A new synthetic paper for finger prick blood tests could provide accurate point-of-care diagnostics for cancer, COVID-19 and other serious diseases. Researchers at KTH Royal Institute of Technology say the innovation allows detection of important biomarker proteins that might otherwise evade the blood plasma screening process.

There are proteins in your blood that cannot be found using today's rapid diagnostics, even though these could serve as important biomarkers that tell the doctor that you are at risk for cancer, cardiovascular disorders or other serious medical issues.

One reason is that these proteins are found only in low levels in the blood, which is why tests which require separation of blood from plasma need to ensure that no proteins are lost in the process.

Wouter van der Wijngaart, a professor in micro and nanosystems at KTH, says that the synthetic test paper created by the KTH research team recovered at least 10 percent more proteins from plasma than is possible with current filtering methods. The best current filters enable recovery of 70 percent of protein, he says.

"This could in theory be used for any type of protein, such as antibodies," van der Wijngaart says. "One could easily imagine adding a test line for COVID-19 antibodies in the plasma strip."

The difference starts with the surface of the filter, he says.

"Blood filters not only keep out blood cells, but they also bind protein in the blood," he says. "This is a problem because filters have a large internal surface, hence a lot of binding sites for protein."

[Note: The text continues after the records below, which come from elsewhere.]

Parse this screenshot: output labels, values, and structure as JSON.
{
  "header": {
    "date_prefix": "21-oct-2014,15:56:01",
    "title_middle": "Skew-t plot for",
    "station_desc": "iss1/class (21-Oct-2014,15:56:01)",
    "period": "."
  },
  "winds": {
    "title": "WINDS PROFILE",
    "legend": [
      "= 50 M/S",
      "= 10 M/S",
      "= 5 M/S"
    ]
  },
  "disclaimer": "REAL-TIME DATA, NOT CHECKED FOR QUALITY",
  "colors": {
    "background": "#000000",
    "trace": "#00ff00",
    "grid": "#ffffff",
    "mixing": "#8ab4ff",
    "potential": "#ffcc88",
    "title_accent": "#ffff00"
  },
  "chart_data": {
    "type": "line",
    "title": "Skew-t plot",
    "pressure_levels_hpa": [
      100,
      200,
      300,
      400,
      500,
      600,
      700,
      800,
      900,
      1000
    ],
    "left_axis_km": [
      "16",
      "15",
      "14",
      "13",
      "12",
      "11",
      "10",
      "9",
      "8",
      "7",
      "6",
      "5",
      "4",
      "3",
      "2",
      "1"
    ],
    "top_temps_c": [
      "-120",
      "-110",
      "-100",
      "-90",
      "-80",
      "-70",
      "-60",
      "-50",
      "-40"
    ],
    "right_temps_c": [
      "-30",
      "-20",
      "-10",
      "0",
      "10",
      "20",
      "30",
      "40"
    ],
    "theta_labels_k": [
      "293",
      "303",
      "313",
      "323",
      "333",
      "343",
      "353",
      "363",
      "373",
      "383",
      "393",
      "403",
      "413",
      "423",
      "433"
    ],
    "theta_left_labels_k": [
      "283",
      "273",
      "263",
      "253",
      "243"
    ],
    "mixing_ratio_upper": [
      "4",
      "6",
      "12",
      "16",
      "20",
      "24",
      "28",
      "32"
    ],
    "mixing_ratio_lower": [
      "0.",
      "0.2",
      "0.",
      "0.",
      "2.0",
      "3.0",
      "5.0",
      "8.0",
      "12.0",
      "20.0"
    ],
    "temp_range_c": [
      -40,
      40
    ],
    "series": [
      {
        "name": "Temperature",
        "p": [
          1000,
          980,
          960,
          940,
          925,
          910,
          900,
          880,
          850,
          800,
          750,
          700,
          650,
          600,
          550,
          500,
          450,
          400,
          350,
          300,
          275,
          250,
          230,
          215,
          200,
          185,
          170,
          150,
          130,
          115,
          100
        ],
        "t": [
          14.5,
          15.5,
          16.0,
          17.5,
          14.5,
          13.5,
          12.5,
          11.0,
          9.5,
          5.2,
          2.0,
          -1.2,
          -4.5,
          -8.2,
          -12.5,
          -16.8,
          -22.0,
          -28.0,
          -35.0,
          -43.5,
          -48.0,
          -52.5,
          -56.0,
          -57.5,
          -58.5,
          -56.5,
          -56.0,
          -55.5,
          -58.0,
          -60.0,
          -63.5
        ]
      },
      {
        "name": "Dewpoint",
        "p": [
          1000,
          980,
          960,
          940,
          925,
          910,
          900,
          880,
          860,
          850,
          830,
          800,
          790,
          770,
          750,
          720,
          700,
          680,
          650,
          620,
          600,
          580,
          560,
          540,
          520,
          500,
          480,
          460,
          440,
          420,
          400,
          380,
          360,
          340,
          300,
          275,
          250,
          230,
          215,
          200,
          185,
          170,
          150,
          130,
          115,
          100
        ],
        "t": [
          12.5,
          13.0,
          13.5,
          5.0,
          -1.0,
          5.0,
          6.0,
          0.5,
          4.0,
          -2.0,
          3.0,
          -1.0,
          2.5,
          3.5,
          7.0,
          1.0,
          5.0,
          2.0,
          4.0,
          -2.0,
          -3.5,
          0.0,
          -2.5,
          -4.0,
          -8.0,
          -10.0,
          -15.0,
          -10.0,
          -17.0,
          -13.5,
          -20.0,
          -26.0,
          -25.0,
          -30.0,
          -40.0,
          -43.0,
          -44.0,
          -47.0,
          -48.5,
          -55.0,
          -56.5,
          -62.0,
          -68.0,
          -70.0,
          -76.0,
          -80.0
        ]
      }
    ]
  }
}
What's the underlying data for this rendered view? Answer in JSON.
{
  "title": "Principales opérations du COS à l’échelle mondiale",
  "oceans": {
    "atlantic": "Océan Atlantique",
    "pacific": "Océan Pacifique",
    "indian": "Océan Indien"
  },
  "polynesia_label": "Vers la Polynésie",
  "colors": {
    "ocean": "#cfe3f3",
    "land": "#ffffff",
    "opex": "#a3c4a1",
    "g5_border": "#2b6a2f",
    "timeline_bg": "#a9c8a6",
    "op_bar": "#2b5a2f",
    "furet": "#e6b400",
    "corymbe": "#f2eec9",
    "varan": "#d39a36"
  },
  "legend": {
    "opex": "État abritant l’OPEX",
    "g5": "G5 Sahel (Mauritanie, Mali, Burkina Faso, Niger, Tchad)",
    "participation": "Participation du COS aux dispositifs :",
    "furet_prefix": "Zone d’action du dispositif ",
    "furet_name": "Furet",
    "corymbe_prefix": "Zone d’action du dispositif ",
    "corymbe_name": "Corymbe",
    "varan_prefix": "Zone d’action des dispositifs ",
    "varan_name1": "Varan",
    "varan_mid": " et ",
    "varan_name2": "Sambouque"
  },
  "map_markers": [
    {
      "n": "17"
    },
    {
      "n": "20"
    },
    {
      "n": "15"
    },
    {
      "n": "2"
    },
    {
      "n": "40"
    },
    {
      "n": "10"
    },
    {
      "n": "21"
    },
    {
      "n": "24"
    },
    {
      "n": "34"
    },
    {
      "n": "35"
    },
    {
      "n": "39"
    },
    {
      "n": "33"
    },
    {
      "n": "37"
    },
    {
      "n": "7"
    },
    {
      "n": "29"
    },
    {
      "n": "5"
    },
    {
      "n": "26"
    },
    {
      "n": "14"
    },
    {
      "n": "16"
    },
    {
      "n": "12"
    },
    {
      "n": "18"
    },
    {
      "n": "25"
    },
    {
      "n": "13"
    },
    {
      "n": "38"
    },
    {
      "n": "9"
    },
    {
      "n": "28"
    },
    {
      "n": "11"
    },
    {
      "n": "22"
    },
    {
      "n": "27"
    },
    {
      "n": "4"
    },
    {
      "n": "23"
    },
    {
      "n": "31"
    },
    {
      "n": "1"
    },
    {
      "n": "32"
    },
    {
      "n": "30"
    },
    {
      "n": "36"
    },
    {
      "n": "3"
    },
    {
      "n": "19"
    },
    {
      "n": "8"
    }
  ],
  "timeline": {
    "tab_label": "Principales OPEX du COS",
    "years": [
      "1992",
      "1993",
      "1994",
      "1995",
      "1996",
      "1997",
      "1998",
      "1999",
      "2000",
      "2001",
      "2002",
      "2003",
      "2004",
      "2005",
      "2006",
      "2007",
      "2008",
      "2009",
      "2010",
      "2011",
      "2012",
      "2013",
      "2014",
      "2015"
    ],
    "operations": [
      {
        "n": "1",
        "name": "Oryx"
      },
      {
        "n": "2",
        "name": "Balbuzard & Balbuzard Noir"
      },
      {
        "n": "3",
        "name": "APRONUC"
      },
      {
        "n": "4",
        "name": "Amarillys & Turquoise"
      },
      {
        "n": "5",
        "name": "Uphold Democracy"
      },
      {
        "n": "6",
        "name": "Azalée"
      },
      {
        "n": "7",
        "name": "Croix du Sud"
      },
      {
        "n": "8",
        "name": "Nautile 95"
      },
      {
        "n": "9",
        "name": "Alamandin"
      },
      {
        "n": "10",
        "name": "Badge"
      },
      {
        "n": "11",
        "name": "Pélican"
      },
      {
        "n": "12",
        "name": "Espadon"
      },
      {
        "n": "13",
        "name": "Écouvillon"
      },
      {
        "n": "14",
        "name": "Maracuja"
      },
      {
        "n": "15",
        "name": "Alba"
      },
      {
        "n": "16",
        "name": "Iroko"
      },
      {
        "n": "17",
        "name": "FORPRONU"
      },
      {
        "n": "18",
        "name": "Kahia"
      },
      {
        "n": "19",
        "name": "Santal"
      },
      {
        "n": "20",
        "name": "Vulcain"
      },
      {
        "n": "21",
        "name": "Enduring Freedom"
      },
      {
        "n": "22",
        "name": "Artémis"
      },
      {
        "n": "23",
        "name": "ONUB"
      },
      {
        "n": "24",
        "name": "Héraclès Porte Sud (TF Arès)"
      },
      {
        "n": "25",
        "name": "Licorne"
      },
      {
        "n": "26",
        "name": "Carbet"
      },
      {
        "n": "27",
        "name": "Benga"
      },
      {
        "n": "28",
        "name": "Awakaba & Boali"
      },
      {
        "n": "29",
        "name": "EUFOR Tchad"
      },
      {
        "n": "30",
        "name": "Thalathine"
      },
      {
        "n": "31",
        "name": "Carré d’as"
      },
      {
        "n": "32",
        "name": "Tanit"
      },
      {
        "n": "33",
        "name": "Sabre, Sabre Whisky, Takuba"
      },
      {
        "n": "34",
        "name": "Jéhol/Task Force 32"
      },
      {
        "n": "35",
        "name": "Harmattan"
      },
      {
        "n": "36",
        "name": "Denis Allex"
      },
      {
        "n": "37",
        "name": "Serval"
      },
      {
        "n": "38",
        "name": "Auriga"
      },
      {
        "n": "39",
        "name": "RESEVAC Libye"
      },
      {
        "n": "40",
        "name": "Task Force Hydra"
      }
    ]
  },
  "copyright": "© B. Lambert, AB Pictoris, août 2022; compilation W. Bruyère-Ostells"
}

By contrast, the synthetic paper's relatively low internal surface area—composed of a micro-scale scaffold of interlocked pillars—binds comparatively little protein.

The filter's design consists of a square area that contains blood clotting agent, adjoined by a channel that collects the plasma. Blood is dropped on the square area, where the clotting agent forces the blood to clot, and the blood cells become stuck there. The plasma flows into the channel through capillary action—a natural phenomenon resulting from the interplay between two kinds of forces, cohesion and adhesion (the same force that enables water to flow into a plant through its roots).

Van der Wijngaart says the plasma extractor could be integrated with conventional testing. Because they rely on the natural force of capillary action, lateral-flow test strips are self-contained and autonomous, he says. The unit production cost of the material is only about 2 to 4 times that in commercial tests, the researchers estimate.

The results were reported in Analytical Chemistry.